Unlike other similar engines, it was not required to own The Bard's Tale Construction Set in order to play games which were created with it, while also allowing designers to add in their own custom title screen. This made it possible for anyone to share and distribute their own constructed games using the system, and a number of freeware and shareware titles were developed using the system and released.

==Sample scenario==
Included with the software was a sample scenario for the purpose of playing and learning from, entitled Star Light Festival.

Set in the small rundown village of Isil Thania, a band of adventurers has traveled from afar to witness the annual Star Light Festival in which an eerie light comes down from a star for one night only making the night into day.

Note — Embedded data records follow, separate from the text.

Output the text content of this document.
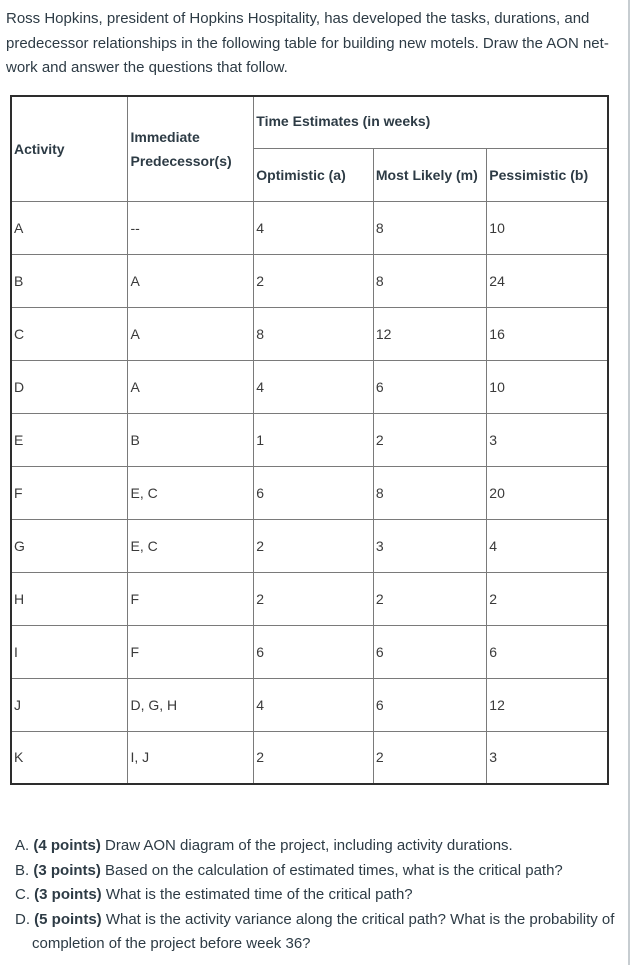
Ross Hopkins, president of Hopkins Hospitality, has developed the tasks, durations, and predecessor relationships in the following table for building new motels. Draw the AON net-work and answer the questions that follow.

Activity	Immediate Predecessor(s)	Time Estimates (in weeks)		
		Optimistic (a)	Most Likely (m)	Pessimistic (b)
A	--	4	8	10
B	A	2	8	24
C	A	8	12	16
D	A	4	6	10
E	B	1	2	3
F	E, C	6	8	20
G	E, C	2	3	4
H	F	2	2	2
I	F	6	6	6
J	D, G, H	4	6	12
K	I, J	2	2	3
A. (4 points) Draw AON diagram of the project, including activity durations.
B. (3 points) Based on the calculation of estimated times, what is the critical path?
C. (3 points) What is the estimated time of the critical path?
D. (5 points) What is the activity variance along the critical path? What is the probability of completion of the project before week 36?
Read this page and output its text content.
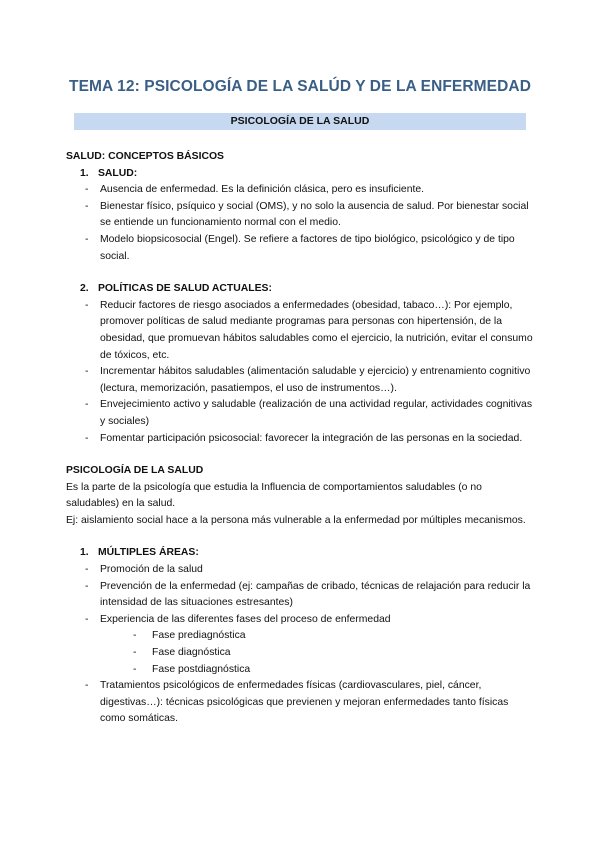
TEMA 12: PSICOLOGÍA DE LA SALÚD Y DE LA ENFERMEDAD
PSICOLOGÍA DE LA SALUD
SALUD: CONCEPTOS BÁSICOS
1. SALUD:
-	Ausencia de enfermedad. Es la definición clásica, pero es insuficiente.
-	Bienestar físico, psíquico y social (OMS), y no solo la ausencia de salud. Por bienestar social se entiende un funcionamiento normal con el medio.
-	Modelo biopsicosocial (Engel). Se refiere a factores de tipo biológico, psicológico y de tipo social.
2. POLÍTICAS DE SALUD ACTUALES:
-	Reducir factores de riesgo asociados a enfermedades (obesidad, tabaco…): Por ejemplo, promover políticas de salud mediante programas para personas con hipertensión, de la obesidad, que promuevan hábitos saludables como el ejercicio, la nutrición, evitar el consumo de tóxicos, etc.
-	Incrementar hábitos saludables (alimentación saludable y ejercicio) y entrenamiento cognitivo (lectura, memorización, pasatiempos, el uso de instrumentos…).
-	Envejecimiento activo y saludable (realización de una actividad regular, actividades cognitivas y sociales)
-	Fomentar participación psicosocial: favorecer la integración de las personas en la sociedad.
PSICOLOGÍA DE LA SALUD
Es la parte de la psicología que estudia la Influencia de comportamientos saludables (o no saludables) en la salud.
Ej: aislamiento social hace a la persona más vulnerable a la enfermedad por múltiples mecanismos.
1. MÚLTIPLES ÁREAS:
-	Promoción de la salud
-	Prevención de la enfermedad (ej: campañas de cribado, técnicas de relajación para reducir la intensidad de las situaciones estresantes)
-	Experiencia de las diferentes fases del proceso de enfermedad
-	Fase prediagnóstica
-	Fase diagnóstica
-	Fase postdiagnóstica
-	Tratamientos psicológicos de enfermedades físicas (cardiovasculares, piel, cáncer, digestivas…): técnicas psicológicas que previenen y mejoran enfermedades tanto físicas como somáticas.
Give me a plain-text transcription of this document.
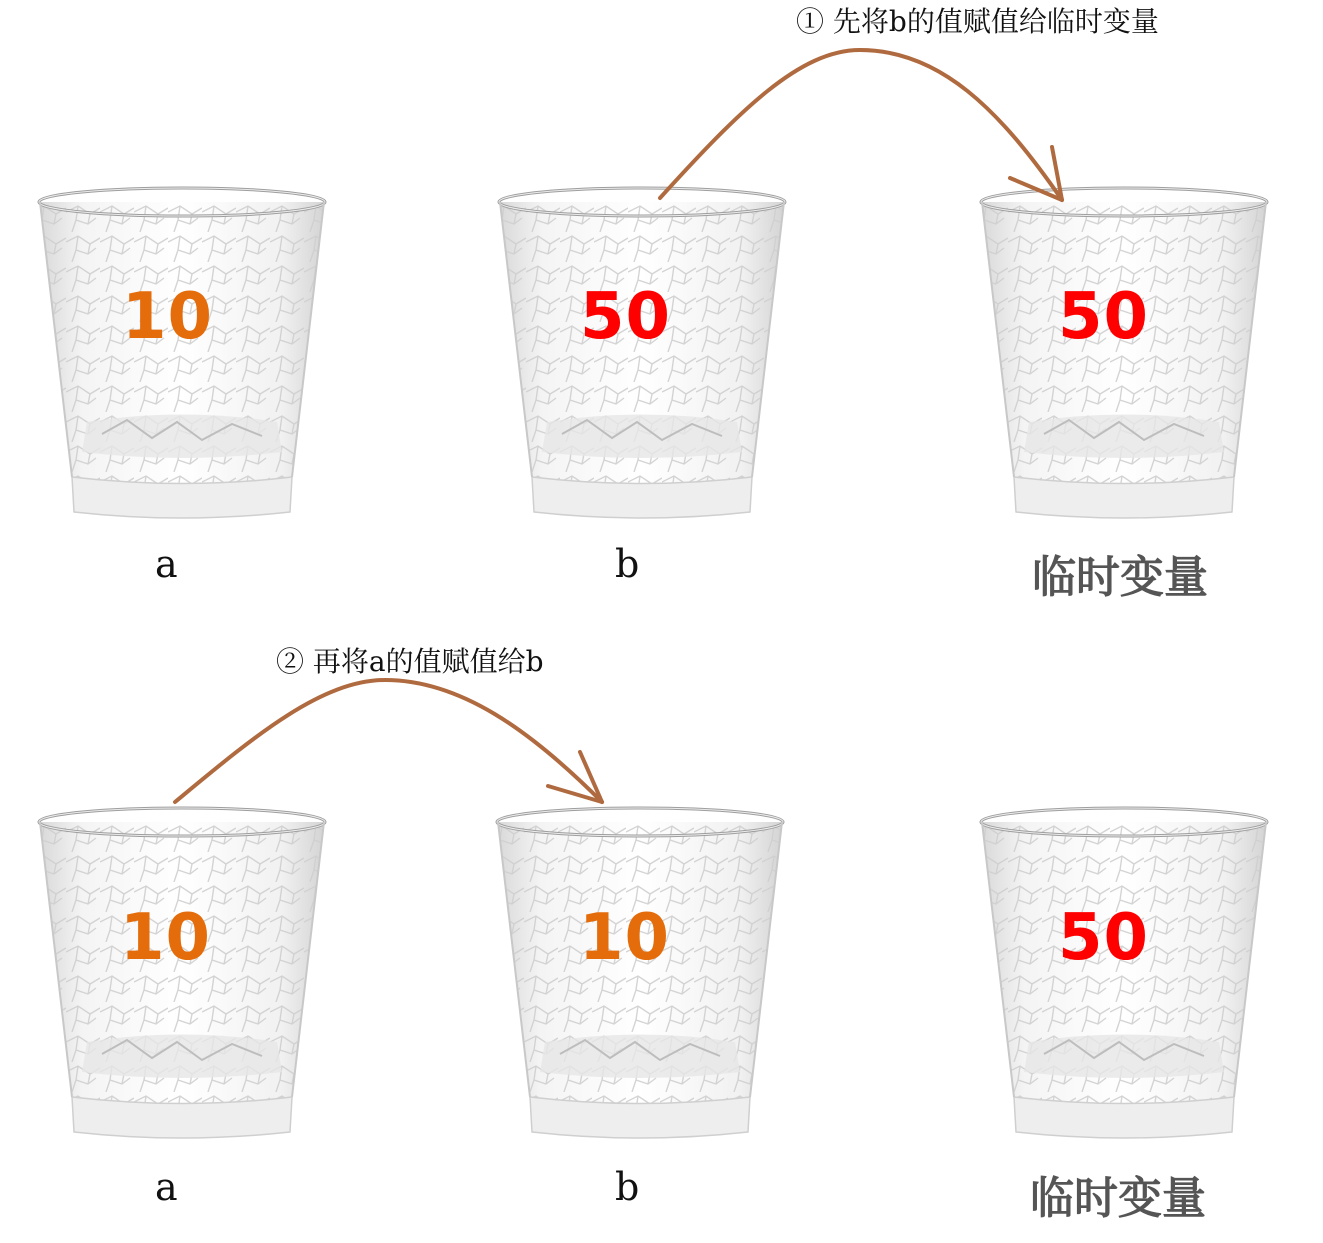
10	50	50
a	b	临时变量
10	10	50
a	b	临时变量
① 先将b的值赋值给临时变量
② 再将a的值赋值给b
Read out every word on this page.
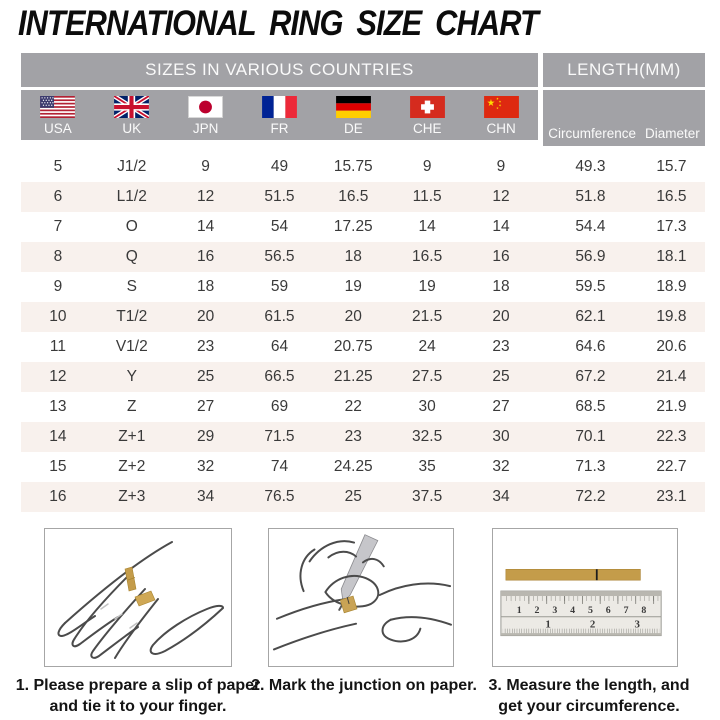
INTERNATIONAL RING SIZE CHART
SIZES IN VARIOUS COUNTRIES
USA	UK	JPN	FR	DE	CHE	CHN
LENGTH(MM)
Circumference Diameter
5	J1/2	9	49	15.75	9	9	49.3	15.7
6	L1/2	12	51.5	16.5	11.5	12	51.8	16.5
7	O	14	54	17.25	14	14	54.4	17.3
8	Q	16	56.5	18	16.5	16	56.9	18.1
9	S	18	59	19	19	18	59.5	18.9
10	T1/2	20	61.5	20	21.5	20	62.1	19.8
11	V1/2	23	64	20.75	24	23	64.6	20.6
12	Y	25	66.5	21.25	27.5	25	67.2	21.4
13	Z	27	69	22	30	27	68.5	21.9
14	Z+1	29	71.5	23	32.5	30	70.1	22.3
15	Z+2	32	74	24.25	35	32	71.3	22.7
16	Z+3	34	76.5	25	37.5	34	72.2	23.1
1 2 3 4 5 6 7 8
1	2	3
1. Please prepare a slip of paper
and tie it to your finger.
2. Mark the junction on paper. 3. Measure the length, and
get your circumference.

While awaiting the Festival at the Rainbow Bar, a small twisted man leads the characters into the sewers (which feature the same maps found in the original Bard's Tale game), and from there the characters engages upon a quest that takes them from one location in the city to the next, eventually to find the secret truths behind the Star Cult and the town of Isil Thania.

==Created games==
Various companies created commercial games using the program. The Bard's Quest was a three-part game series created by Alex Ghadaksaz of VisionSoft (PC, 1994) Flying Buffalo Inc. offered a game called The Buftale based on the company's offices and employees.

==Reception==
Computer Gaming Worlds Scorpia criticized the small number of graphics and damage spells, but still recommended the program to those interested in designing their own computer role-playing games. The game was reviewed in 1992 in Dragon No. 183 by Hartley, Patricia, and Kirk Lesser in "The Role of Computers" column. The reviewers gave the game 5 out of 5 stars.

==Developers==
Feargus Urquhart served as a play tester for The Bard's Tale Construction Set, and went on to found the game companies Black Isle Studios and Obsidian Entertainment.